Cristo ha venido a sanar, salvar y restablecer al ser humano, incluyendo el conjunto de sus relaciones,
también heridas por el pecado. En él, por el amor que nos da y para el que nos capacita, se hace
posible recomponer la unidad entre los seres humanos, hacer de ellos un cuerpo armónico, vivir en
paz. Sin embargo, precisamente cuando se refiere a las relaciones familiares hay algo en el texto que
rechina en nuestros oídos: nos resulta difícil aceptar esas expresiones que llaman a la “sumisión” de
las esposas; a algunos puede ser que incluso la exhortación a la obediencia de los hijos les suene mal.
Pero es importante leer estos textos en la clave adecuada: y esta no es el moderno concepto de
igualdad, sino la idea evangélica del amor. En este y en otros textos de Pablo, en los que parecen
resonar condicionamientos culturales de la época, hemos de saber ver ante todo el espíritu evangélico
que los anima, que habla de una sumisión libre y de una entrega total por parte de los dos cónyuges. Si
la mujer se somete, lo hace no servilmente, sino libremente y por amor, el marido debe, por su parte,
no dominar, sino entregarse sin reservas a su mujer, en la que ama a su propio cuerpo; del mismo
modo que la autoridad paterna sobre los hijos debe evitar todo despotismo que exaspera y desanima,
para que la obediencia de estos sea un camino de crecimiento hacia la propia madurez. El espíritu
cristiano de amor y servicio mutuo no atenta contra la verdadera igualdad (la de la igual dignidad de
hijos de Dios), sino que la garantiza del mejor modo, al tiempo que respeta las diferencias que
enriquecen la unidad.
El mejor ejemplo de este espíritu lo encontramos en la familia de José, María y Jesús. Ahí vemos
reflejado a la perfección el ideal de las relaciones familiares. Un ideal que no excluye ni esconde los
inevitables momentos de dificultad y conflicto. Pues Jesús ha nacido para crecer y llegar a ser sí
mismo. Y este proceso nunca es sencillo y pacífico. José y María son los mediadores de ese
crecimiento. Los padres engendran, pero también y sobre todo ayudan a crecer. Aquí existe un matiz
psicológico, que distingue el papel que juegan el padre y la madre: ésta es sobre todo el principio
generador, la tierra, que acoge y engendra confianza; el padre es el principio de crecimiento, el ideal
que exige y llama.
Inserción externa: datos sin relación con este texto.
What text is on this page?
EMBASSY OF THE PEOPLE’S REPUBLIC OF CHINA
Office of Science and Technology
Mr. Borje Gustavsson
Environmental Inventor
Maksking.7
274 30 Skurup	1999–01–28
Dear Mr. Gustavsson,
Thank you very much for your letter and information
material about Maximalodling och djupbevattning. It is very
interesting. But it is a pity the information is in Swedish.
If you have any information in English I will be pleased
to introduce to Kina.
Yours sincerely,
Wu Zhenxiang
En el caso de José, su papel tiene importancia capital en este segundo aspecto:
representa el rostro humano de la paternidad, que Jesús experimenta como mediación de su
experiencia filial respecto de su Padre, Dios.
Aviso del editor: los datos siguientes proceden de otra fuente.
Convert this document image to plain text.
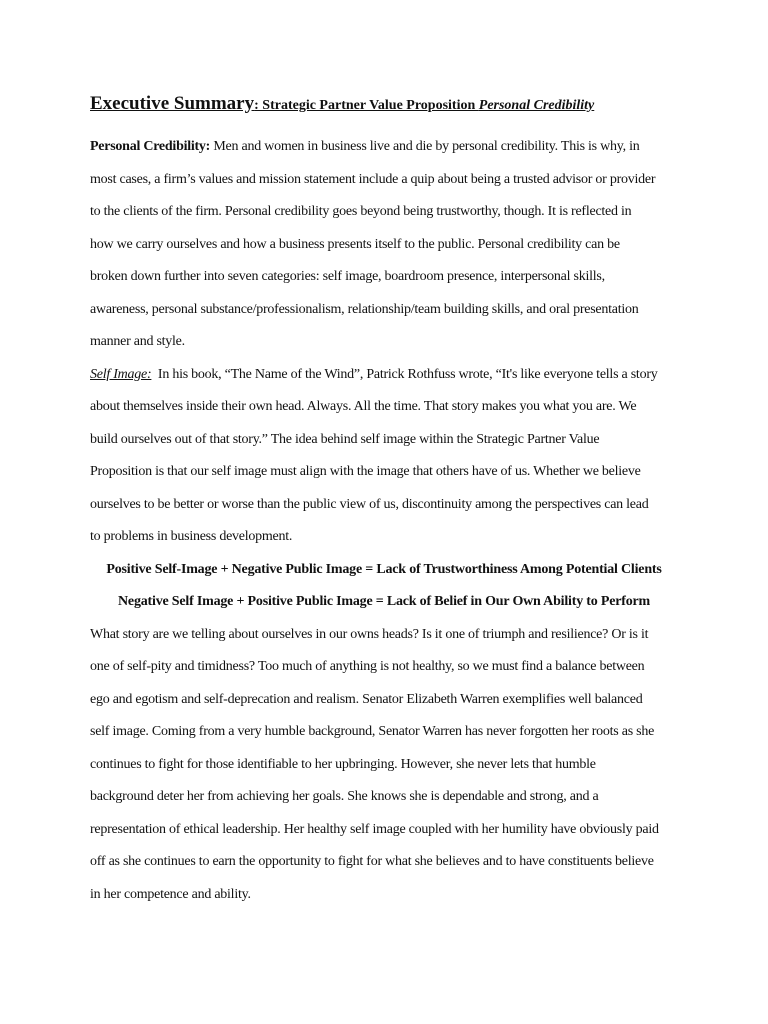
Executive Summary: Strategic Partner Value Proposition Personal Credibility

Personal Credibility: Men and women in business live and die by personal credibility. This is why, in
most cases, a firm’s values and mission statement include a quip about being a trusted advisor or provider
to the clients of the firm. Personal credibility goes beyond being trustworthy, though. It is reflected in
how we carry ourselves and how a business presents itself to the public. Personal credibility can be
broken down further into seven categories: self image, boardroom presence, interpersonal skills,
awareness, personal substance/professionalism, relationship/team building skills, and oral presentation
manner and style.

Self Image:  In his book, “The Name of the Wind”, Patrick Rothfuss wrote, “It's like everyone tells a story
about themselves inside their own head. Always. All the time. That story makes you what you are. We
build ourselves out of that story.” The idea behind self image within the Strategic Partner Value
Proposition is that our self image must align with the image that others have of us. Whether we believe
ourselves to be better or worse than the public view of us, discontinuity among the perspectives can lead
to problems in business development.

Positive Self-Image + Negative Public Image = Lack of Trustworthiness Among Potential Clients

Negative Self Image + Positive Public Image = Lack of Belief in Our Own Ability to Perform

What story are we telling about ourselves in our owns heads? Is it one of triumph and resilience? Or is it
one of self-pity and timidness? Too much of anything is not healthy, so we must find a balance between
ego and egotism and self-deprecation and realism. Senator Elizabeth Warren exemplifies well balanced
self image. Coming from a very humble background, Senator Warren has never forgotten her roots as she
continues to fight for those identifiable to her upbringing. However, she never lets that humble
background deter her from achieving her goals. She knows she is dependable and strong, and a
representation of ethical leadership. Her healthy self image coupled with her humility have obviously paid
off as she continues to earn the opportunity to fight for what she believes and to have constituents believe
in her competence and ability.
El texto de hoy recoge, precisamente, un momento clave de inflexión en las relaciones familiares.
Jesús ya no es un niño. Los doce años marcan el paso a la adolescencia, el umbral de la madurez. De
ahí que José y María, que le van abriendo paso para que él emprenda su propio camino, le lleven por
vez primera a Jerusalén. Y Jesús, haciendo uso de este primer momento de autonomía “se pierde”.
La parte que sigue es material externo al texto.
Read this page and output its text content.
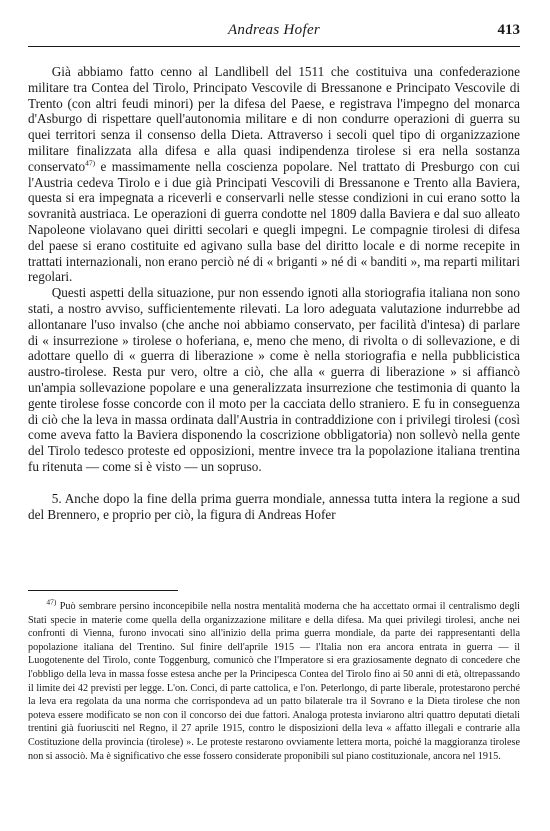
Andreas Hofer	413

Già abbiamo fatto cenno al Landlibell del 1511 che costituiva una confederazione militare tra Contea del Tirolo, Principato Vescovile di Bressanone e Principato Vescovile di Trento (con altri feudi minori) per la difesa del Paese, e registrava l'impegno del monarca d'Asburgo di rispettare quell'autonomia militare e di non condurre operazioni di guerra su quei territori senza il consenso della Dieta. Attraverso i secoli quel tipo di organizzazione militare finalizzata alla difesa e alla quasi indipendenza tirolese si era nella sostanza conservato$^{47)}$ e massimamente nella coscienza popolare. Nel trattato di Presburgo con cui l'Austria cedeva Tirolo e i due già Principati Vescovili di Bressanone e Trento alla Baviera, questa si era impegnata a riceverli e conservarli nelle stesse condizioni in cui erano sotto la sovranità austriaca. Le operazioni di guerra condotte nel 1809 dalla Baviera e dal suo alleato Napoleone violavano quei diritti secolari e quegli impegni. Le compagnie tirolesi di difesa del paese si erano costituite ed agivano sulla base del diritto locale e di norme recepite in trattati internazionali, non erano perciò né di « briganti » né di « banditi », ma reparti militari regolari.

Questi aspetti della situazione, pur non essendo ignoti alla storiografia italiana non sono stati, a nostro avviso, sufficientemente rilevati. La loro adeguata valutazione indurrebbe ad allontanare l'uso invalso (che anche noi abbiamo conservato, per facilità d'intesa) di parlare di « insurrezione » tirolese o hoferiana, e, meno che meno, di rivolta o di sollevazione, e di adottare quello di « guerra di liberazione » come è nella storiografia e nella pubblicistica austro-tirolese. Resta pur vero, oltre a ciò, che alla « guerra di liberazione » si affiancò un'ampia sollevazione popolare e una generalizzata insurrezione che testimonia di quanto la gente tirolese fosse concorde con il moto per la cacciata dello straniero. E fu in conseguenza di ciò che la leva in massa ordinata dall'Austria in contraddizione con i privilegi tirolesi (così come aveva fatto la Baviera disponendo la coscrizione obbligatoria) non sollevò nella gente del Tirolo tedesco proteste ed opposizioni, mentre invece tra la popolazione italiana trentina fu ritenuta — come si è visto — un sopruso.

5. Anche dopo la fine della prima guerra mondiale, annessa tutta intera la regione a sud del Brennero, e proprio per ciò, la figura di Andreas Hofer

$^{47)}$ Può sembrare persino inconcepibile nella nostra mentalità moderna che ha accettato ormai il centralismo degli Stati specie in materie come quella della organizzazione militare e della difesa. Ma quei privilegi tirolesi, anche nei confronti di Vienna, furono invocati sino all'inizio della prima guerra mondiale, da parte dei rappresentanti della popolazione italiana del Trentino. Sul finire dell'aprile 1915 — l'Italia non era ancora entrata in guerra — il Luogotenente del Tirolo, conte Toggenburg, comunicò che l'Imperatore si era graziosamente degnato di concedere che l'obbligo della leva in massa fosse estesa anche per la Principesca Contea del Tirolo fino ai 50 anni di età, oltrepassando il limite dei 42 previsti per legge. L'on. Conci, di parte cattolica, e l'on. Peterlongo, di parte liberale, protestarono perché la leva era regolata da una norma che corrispondeva ad un patto bilaterale tra il Sovrano e la Dieta tirolese che non poteva essere modificato se non con il concorso dei due fattori. Analoga protesta inviarono altri quattro deputati dietali trentini già fuoriusciti nel Regno, il 27 aprile 1915, contro le disposizioni della leva « affatto illegali e contrarie alla Costituzione della provincia (tirolese) ». Le proteste restarono ovviamente lettera morta, poiché la maggioranza tirolese non si associò. Ma è significativo che esse fossero considerate proponibili sul piano costituzionale, ancora nel 1915.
Tal como suena el texto, da la impresión de que toma una decisión, para la que, además, no cuenta con
la opinión de sus padres. No se trata de una travesura, sino de un primer paso en busca de su propia
vocación.
Es bastante clara la alusión a la muerte de Jesús, cuyo cuerpo es el verdadero templo de Dios. Sólo a
los tres días sus padres lo encuentran “en el templo”, sentado en medio de los maestros, como uno de
ellos, pero escuchándolos y haciéndoles preguntas, y también dando sus propias respuestas. Jesús no
está en el templo como en un refugio en el que escapar de los problemas e interrogantes de la vida. Al
contrario: Jesús pregunta, plantea dudas, escucha, también avanza sus propias respuestas. Es decir,
Jesús experimenta la vida y la relación con Dios como realidades abiertas, en las que no existen
soluciones prefabricadas. Y de esta manera va comprendiendo su propia vocación: la total dedicación
a las cosas de su Padre.
A los padres, normalmente, les cuesta entender que el hijo que hasta entonces ha sido “su niño”,
completamente dependiente de ellos, empiece a caminar por sí mismo, a tomar sus propias decisiones.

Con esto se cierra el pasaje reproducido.